= Revolutionary Nationalist Movement – Julio =

The Revolutionary Nationalist Movement–Julio (Spanish: Movimiento Nacionalista Revolu-Julio, MNR-J) was a pro-military political party in Bolivia.

In 1971, the Revolutionary Nationalist Movement supported the far-Right coup triggered by Colonel Hugo Banzer Suárez, and the Party became officially a member of the regime, along with the party's traditional enemy, the Bolivian Socialist Falange. Víctor Paz Estenssoro, meanwhile, had difficulties in maintaining discipline over his own followers. When he and the military differed so sharply over policy in 1973 that he sought to withdraw the MNR representatives from the cabinet, a part of the politicians refused to leave office. This group continued to cooperate with the regime.

They split from the Revolutionary Nationalist Movement and founded the Revolutionary Nationalist Movement–Julio. Led by Rubén Julio Castro.

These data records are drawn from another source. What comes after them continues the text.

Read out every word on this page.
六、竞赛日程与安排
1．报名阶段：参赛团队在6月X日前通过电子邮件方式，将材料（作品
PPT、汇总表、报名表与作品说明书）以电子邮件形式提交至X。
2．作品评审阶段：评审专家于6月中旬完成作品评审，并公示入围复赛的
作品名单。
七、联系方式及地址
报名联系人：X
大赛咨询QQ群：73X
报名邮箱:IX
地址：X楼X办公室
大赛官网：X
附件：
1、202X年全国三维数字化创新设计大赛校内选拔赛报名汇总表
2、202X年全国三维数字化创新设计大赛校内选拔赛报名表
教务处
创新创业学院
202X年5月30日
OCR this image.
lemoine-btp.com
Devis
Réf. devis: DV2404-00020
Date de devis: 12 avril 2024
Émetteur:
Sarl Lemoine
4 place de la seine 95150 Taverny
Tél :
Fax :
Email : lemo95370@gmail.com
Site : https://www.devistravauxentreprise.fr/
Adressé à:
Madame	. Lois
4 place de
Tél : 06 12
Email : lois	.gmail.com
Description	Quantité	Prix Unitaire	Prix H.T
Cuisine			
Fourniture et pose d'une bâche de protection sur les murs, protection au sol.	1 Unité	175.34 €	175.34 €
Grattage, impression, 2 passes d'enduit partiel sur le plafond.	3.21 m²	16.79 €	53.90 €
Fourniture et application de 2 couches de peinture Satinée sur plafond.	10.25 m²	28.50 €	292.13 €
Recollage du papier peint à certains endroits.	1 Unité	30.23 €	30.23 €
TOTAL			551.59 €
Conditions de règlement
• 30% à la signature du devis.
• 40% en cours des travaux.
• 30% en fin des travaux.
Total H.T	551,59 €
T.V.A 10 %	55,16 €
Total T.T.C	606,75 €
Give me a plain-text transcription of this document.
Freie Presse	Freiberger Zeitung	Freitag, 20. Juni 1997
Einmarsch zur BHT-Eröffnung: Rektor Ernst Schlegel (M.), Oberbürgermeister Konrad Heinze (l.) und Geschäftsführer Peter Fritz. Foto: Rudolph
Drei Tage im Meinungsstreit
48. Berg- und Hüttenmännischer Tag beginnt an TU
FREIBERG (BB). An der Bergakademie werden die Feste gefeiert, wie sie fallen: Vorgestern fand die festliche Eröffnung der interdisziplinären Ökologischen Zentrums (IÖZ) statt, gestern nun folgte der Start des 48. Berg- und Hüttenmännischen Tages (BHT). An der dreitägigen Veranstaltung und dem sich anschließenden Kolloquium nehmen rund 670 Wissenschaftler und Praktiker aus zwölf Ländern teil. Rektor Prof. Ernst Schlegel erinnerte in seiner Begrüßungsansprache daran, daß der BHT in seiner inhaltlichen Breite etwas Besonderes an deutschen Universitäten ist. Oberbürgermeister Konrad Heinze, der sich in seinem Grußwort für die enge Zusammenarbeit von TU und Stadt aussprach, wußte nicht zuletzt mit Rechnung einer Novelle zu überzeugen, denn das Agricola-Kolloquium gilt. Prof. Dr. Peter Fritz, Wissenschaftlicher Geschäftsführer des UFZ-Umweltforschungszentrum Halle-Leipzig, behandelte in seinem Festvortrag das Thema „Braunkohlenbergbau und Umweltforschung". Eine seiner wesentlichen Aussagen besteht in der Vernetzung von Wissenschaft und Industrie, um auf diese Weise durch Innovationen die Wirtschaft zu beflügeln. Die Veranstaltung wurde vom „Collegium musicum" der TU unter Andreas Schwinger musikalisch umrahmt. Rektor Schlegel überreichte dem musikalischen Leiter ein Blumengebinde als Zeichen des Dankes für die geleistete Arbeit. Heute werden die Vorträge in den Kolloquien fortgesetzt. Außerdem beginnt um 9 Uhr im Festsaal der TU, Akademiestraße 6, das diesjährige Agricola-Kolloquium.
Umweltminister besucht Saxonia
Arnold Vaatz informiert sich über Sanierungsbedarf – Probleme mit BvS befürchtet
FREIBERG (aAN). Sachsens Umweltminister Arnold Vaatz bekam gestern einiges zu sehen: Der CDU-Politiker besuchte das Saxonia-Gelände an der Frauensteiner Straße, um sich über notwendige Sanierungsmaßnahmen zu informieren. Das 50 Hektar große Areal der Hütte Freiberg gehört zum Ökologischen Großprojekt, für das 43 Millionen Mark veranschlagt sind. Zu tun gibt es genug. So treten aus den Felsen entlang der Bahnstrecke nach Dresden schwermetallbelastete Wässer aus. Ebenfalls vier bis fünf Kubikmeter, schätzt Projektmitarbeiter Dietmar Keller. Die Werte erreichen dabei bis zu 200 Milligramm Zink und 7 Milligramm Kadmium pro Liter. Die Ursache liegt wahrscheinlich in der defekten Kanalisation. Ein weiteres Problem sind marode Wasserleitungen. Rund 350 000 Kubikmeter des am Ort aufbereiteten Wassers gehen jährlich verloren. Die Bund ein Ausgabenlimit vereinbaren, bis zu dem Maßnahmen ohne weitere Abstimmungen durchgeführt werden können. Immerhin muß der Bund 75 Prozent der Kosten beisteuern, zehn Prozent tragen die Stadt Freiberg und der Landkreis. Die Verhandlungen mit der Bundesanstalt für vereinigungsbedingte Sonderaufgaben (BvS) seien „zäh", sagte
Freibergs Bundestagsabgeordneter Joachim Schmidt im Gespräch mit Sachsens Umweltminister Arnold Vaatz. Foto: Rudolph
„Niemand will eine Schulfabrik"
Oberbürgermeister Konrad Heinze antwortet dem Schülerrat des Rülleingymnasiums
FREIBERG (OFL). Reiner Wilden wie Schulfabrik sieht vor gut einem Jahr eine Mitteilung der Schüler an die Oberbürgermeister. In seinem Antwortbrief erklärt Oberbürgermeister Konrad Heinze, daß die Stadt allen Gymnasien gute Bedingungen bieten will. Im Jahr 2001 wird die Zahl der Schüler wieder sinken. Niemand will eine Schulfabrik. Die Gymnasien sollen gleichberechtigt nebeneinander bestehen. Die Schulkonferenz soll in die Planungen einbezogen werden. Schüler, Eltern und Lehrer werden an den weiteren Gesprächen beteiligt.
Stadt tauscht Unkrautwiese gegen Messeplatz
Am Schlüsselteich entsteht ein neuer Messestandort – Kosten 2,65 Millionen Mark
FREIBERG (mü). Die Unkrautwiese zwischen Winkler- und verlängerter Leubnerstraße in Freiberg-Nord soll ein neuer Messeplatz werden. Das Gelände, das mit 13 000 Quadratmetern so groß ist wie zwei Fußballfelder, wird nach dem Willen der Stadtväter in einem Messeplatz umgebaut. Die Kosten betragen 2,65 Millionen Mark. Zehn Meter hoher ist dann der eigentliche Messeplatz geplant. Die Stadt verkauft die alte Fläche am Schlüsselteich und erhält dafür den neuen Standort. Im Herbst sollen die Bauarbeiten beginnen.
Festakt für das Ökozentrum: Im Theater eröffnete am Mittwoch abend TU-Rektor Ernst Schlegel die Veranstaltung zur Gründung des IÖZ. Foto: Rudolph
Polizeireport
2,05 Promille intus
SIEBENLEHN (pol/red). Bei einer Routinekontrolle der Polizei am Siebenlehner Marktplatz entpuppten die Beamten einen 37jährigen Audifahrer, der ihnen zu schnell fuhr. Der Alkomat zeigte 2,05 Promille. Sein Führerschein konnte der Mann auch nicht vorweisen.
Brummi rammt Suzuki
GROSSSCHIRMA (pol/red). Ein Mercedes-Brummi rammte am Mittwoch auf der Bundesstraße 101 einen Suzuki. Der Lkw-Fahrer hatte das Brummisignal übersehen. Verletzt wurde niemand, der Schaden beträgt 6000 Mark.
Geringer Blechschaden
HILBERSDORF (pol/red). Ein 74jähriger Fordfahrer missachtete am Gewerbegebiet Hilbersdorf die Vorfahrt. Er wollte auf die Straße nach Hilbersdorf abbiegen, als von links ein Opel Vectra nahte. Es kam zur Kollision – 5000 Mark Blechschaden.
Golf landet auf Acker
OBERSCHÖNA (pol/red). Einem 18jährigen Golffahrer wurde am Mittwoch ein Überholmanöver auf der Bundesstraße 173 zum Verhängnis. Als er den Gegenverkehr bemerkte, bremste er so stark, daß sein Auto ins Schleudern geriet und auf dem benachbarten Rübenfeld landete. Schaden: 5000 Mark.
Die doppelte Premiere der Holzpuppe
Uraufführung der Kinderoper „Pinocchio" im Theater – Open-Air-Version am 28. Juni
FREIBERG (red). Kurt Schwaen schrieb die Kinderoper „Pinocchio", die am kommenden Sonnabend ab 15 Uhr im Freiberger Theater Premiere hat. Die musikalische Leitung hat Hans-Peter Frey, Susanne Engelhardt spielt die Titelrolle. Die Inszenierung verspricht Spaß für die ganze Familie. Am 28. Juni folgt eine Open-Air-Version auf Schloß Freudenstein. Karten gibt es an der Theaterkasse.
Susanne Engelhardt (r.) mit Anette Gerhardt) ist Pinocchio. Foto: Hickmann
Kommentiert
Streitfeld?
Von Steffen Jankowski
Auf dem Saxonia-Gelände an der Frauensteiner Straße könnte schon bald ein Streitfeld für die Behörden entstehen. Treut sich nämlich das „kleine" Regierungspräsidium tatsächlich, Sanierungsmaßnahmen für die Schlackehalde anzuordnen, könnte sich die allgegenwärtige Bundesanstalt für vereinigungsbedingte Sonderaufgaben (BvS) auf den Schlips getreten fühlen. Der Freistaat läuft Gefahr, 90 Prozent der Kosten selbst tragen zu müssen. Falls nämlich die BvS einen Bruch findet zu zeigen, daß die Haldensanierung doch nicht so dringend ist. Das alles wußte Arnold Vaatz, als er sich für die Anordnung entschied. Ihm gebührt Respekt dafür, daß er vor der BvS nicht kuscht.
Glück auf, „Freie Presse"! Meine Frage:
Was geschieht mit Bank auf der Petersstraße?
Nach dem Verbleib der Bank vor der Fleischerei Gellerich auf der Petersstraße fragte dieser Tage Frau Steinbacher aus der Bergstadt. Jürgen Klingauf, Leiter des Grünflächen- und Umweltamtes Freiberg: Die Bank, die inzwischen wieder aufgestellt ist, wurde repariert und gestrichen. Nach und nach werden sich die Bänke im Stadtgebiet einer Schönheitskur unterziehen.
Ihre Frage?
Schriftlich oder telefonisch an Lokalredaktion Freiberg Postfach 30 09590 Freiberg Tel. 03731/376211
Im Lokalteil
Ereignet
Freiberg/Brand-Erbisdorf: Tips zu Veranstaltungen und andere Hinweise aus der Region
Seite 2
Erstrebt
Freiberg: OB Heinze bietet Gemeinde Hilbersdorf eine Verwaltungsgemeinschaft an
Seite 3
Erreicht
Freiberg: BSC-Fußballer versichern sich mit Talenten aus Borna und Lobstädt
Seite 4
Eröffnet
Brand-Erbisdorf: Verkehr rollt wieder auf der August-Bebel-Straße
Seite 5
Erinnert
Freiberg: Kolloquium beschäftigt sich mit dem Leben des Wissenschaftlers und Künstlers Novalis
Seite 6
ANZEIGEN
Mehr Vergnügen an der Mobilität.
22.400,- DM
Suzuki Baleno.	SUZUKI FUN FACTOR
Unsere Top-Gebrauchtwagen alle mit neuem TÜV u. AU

In 1978 the MNR-J took part in an electoral coalition Nationalist Union of the People backing General Juan Pereda Asbún.

In 1979 elections the MNR-J allied with the Nationalist Democratic Action and its candidate Hugo Banzer Suárez.

In 1980 the part of MNR-J reintegrated with historical Revolutionary Nationalist Movement led by Víctor Paz Estenssoro, the second fraction dissolved into Banzer's Nationalist Democratic Action.